"SPECIALIZATION," Robert Heinlein once wrote, “is for insects.” If that is truly the case, then the garages of many wealthy automotive enthusiasts are veritable master classes in entomology, bursting with cars that are expected to do just one thing well. Combine this with the relaxed attitude that the owner of a vehicle fleet can enjoy, regarding the reliability of any particular automobile in that collection, and what results is the proverbial soft bigotry of low expectations. A niche car, even an expensive one, can get away with flaws and faults that would be unacceptable in a Corolla or even a Miata.
This somewhat paradoxical state of affairs may explain why Alfa’s return to North America has so far been with specialty cars—first the exotic 8C, then the two-seat 4C, and, most recently, the 505-hp Giulia Quadrifoglio. Stunning, fast cars, all. But none will be held to as high a standard as this four-cylinder Giulia Ti. Flaws that might be characterful or charming on a sports car or a super-sedan are more likely to be considered deal breakers or at least major demerits on an entry-luxury four-door meant to compete with relatively prosaic fare like the BMW 330i or Mercedes-Benz C300.
At the same time, the Alfa has to offer a little extra sprezzatura if it’s going to pry people out of their safe-and-sane serial-leasing habits at the local German-car dealer. So it’s reassuring to see that our test car—resplendent in the optional (and, at $2200, unconscionably expensive) Trofeo white tri-coat and featuring the full compliment of sport and performance packages—was an attention magnet everywhere it went. Even more interesting was the reliability with which people would stare at the car, point, then mouth “Alfa” to their companions. Strong presence for a brand that hasn’t sold sedans in this country for more than two decades.
The Giulia’s interior is similarly attractive and tangibly Italian. Our test vehicle had bright-red leather, contrast stitching, and generous swathes of aluminum and carbon fiber. Some details are not executed to the German standard: The power seat isn’t sufficiently adjustable, the sunroof controls verge on the obscure, and the optional Harman/Kardon stereo system elicits a sympathetic buzz from various trim panels in the doors. But these are venial sins, not mortal ones.
The engine is a more serious offense. It’s another example of the generic and charmless two-liter turbo four-cylinders that increasingly infest this segment.

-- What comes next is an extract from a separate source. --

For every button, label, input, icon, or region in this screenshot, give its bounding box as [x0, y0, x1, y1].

Swaddled in unnecessary sound insulation and reminiscent of a diesel, the four-cylinder is the least recognizably Italian part of the car, despite being engineered partly in Modena and built in Termoli.
We took the Giulia to Mid-Ohio for a series of evening lapping sessions. With the windows down, it was impossible to hear the engine above 70 mph or so. That, combined with a relatively low 5500-rpm redline and an oddly placid rev limiter, made for a lot of embarrassing late-shift decisions. The Giulia is usefully quicker when the (optional) aluminum shift paddles are employed, and rev-matching through the torque-converter eight-speed automatic is sure and swift. But the paddles themselves are mounted on the steering column to satisfy the shuffle-steering graduates of high-school driver’s ed out there.
The chassis, on the other hand, was quickly revealed to be an utter delight. Balanced, tossable, and minded by a stability-control system that intervened in gentle and infrequent fashion, this Alfa can be driven immediately to its limits by even a mildly skilled pilot. The big Brembo brakes are grabby on the street and don’t provide a lot of feel on the track, but they handled the substantial deceleration at the end of Mid-Ohio’s back straight consistently and without worrisome fade. More than one Porsche driver in our expert run group found himself unable to shake the glossy white Alfa from his mirrors.
With an engine better-suited to its rakish looks and lively chassis—say, a naturally aspirated version of the Quadrifoglio’s V6, with some intake-runner magic—the Giulia Ti would be just about irresistible. As supplied, however, it is plenty good and offers a characterful, capable alternative to the typical silver sedans from Germany. Don’t worry about it being too fussy or fickle for everyday use. Its Quadrifoglio sibling is undeniably specialized in power and price, but this more modest Alfa Romeo is simply special.